E il sogno nel cassetto?
«Uno spettacolo teatrale».
Ma avrebbe mai immaginato tutto questo successo quando ha fondato Inchiostro di Puglia?
«No, all’inizio mi chiedevo sempre quanto sarebbe durato, perché sui social tutto ha vita breve. Invece sono passati dieci anni e siamo ancora qui. La longevità è quello che mi stupisce di più, Inchiostro di Puglia continua a essere fortemente seguito e la community dimostra sempre un affetto tangibile, che è il patrimonio più prezioso da preservare».
Ci ha detto che è un fuorisede, ma cosa la lega di più alla Puglia?
«Nel libro di Inchiostro di Puglia c’è un racconto nel quale Francesco Muzzopappa afferma che “quando si parte dalla Puglia, il cordone ombelicale non si spezza, ma si allunga”. È un legame che continua sempre. E poi viviamo in un mondo multietnico e globalizzato, nel quale la Puglia, adesso, può dare lezioni di inclusività a tanti».
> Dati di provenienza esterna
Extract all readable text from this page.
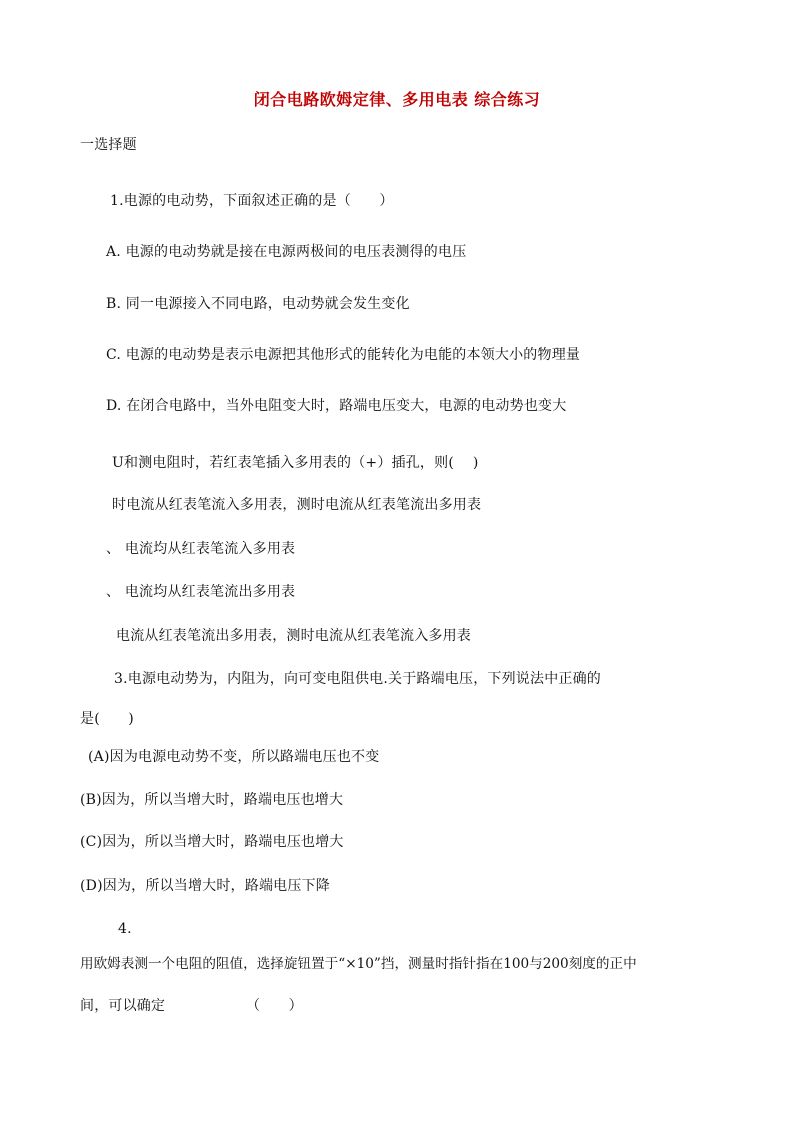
闭合电路欧姆定律、多用电表 综合练习
一选择题
1.电源的电动势，下面叙述正确的是（　　）
A. 电源的电动势就是接在电源两极间的电压表测得的电压
B. 同一电源接入不同电路，电动势就会发生变化
C. 电源的电动势是表示电源把其他形式的能转化为电能的本领大小的物理量
D. 在闭合电路中，当外电阻变大时，路端电压变大，电源的电动势也变大
U和测电阻时，若红表笔插入多用表的（+）插孔，则(　 )
时电流从红表笔流入多用表，测时电流从红表笔流出多用表
、 电流均从红表笔流入多用表
、 电流均从红表笔流出多用表
电流从红表笔流出多用表，测时电流从红表笔流入多用表
3.电源电动势为，内阻为，向可变电阻供电.关于路端电压，下列说法中正确的
是(　　)
(A)因为电源电动势不变，所以路端电压也不变
(B)因为，所以当增大时，路端电压也增大
(C)因为，所以当增大时，路端电压也增大
(D)因为，所以当增大时，路端电压下降
4.
用欧姆表测一个电阻的阻值，选择旋钮置于“×10”挡，测量时指针指在100与200刻度的正中
间，可以确定	（　　）
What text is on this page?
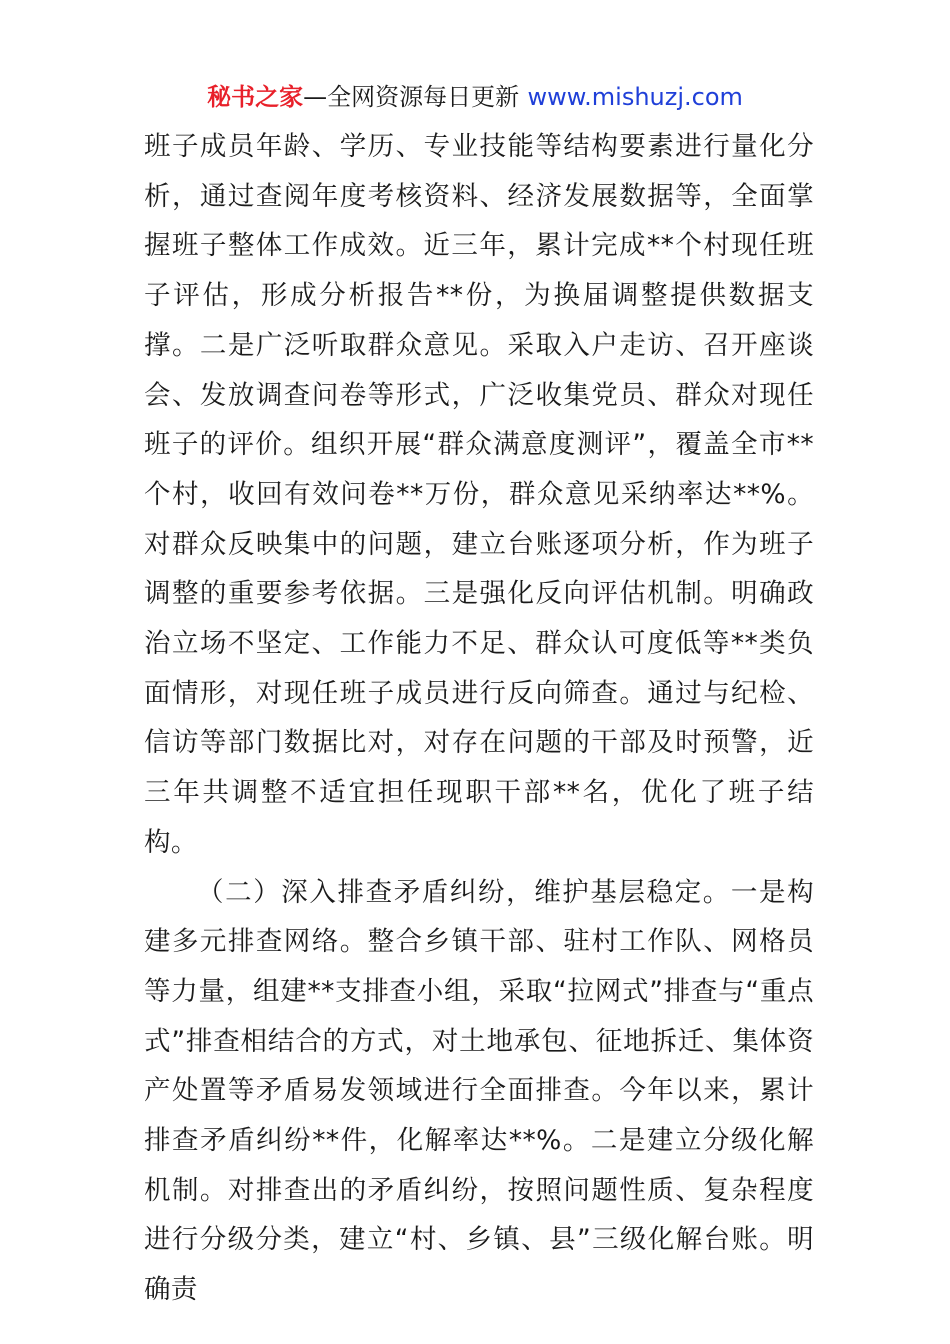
秘书之家—全网资源每日更新 www.mishuzj.com

班子成员年龄、学历、专业技能等结构要素进行量化分析，通过查阅年度考核资料、经济发展数据等，全面掌握班子整体工作成效。近三年，累计完成**个村现任班子评估，形成分析报告**份，为换届调整提供数据支撑。二是广泛听取群众意见。采取入户走访、召开座谈会、发放调查问卷等形式，广泛收集党员、群众对现任班子的评价。组织开展“群众满意度测评”，覆盖全市**个村，收回有效问卷**万份，群众意见采纳率达**%。对群众反映集中的问题，建立台账逐项分析，作为班子调整的重要参考依据。三是强化反向评估机制。明确政治立场不坚定、工作能力不足、群众认可度低等**类负面情形，对现任班子成员进行反向筛查。通过与纪检、信访等部门数据比对，对存在问题的干部及时预警，近三年共调整不适宜担任现职干部**名，优化了班子结构。

（二）深入排查矛盾纠纷，维护基层稳定。一是构建多元排查网络。整合乡镇干部、驻村工作队、网格员等力量，组建**支排查小组，采取“拉网式”排查与“重点式”排查相结合的方式，对土地承包、征地拆迁、集体资产处置等矛盾易发领域进行全面排查。今年以来，累计排查矛盾纠纷**件，化解率达**%。二是建立分级化解机制。对排查出的矛盾纠纷，按照问题性质、复杂程度进行分级分类，建立“村、乡镇、县”三级化解台账。明确责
Qual è il luogo più lontano da cui hanno scritto a Inchiostro di Puglia?
«Quando vedo le statistiche dello store online, gli acquisti vengono spesso da tutto il mondo. L’anno scorso un ragazzo originario di Massafra si fece spedire “da giù” un pacco che conteneva anche l’uovo di Pasqua di Inchiostro di Puglia, mandandoci poi una foto. Era a Rovaniemi, nel Nord della Finlandia, in Lapponia. Ma, in generale, sono tanti quelli che scrivono e fanno acquisti dall’estero, un po’ per la nostalgia, un po’ perché chi è andato via ha un certo potere economico».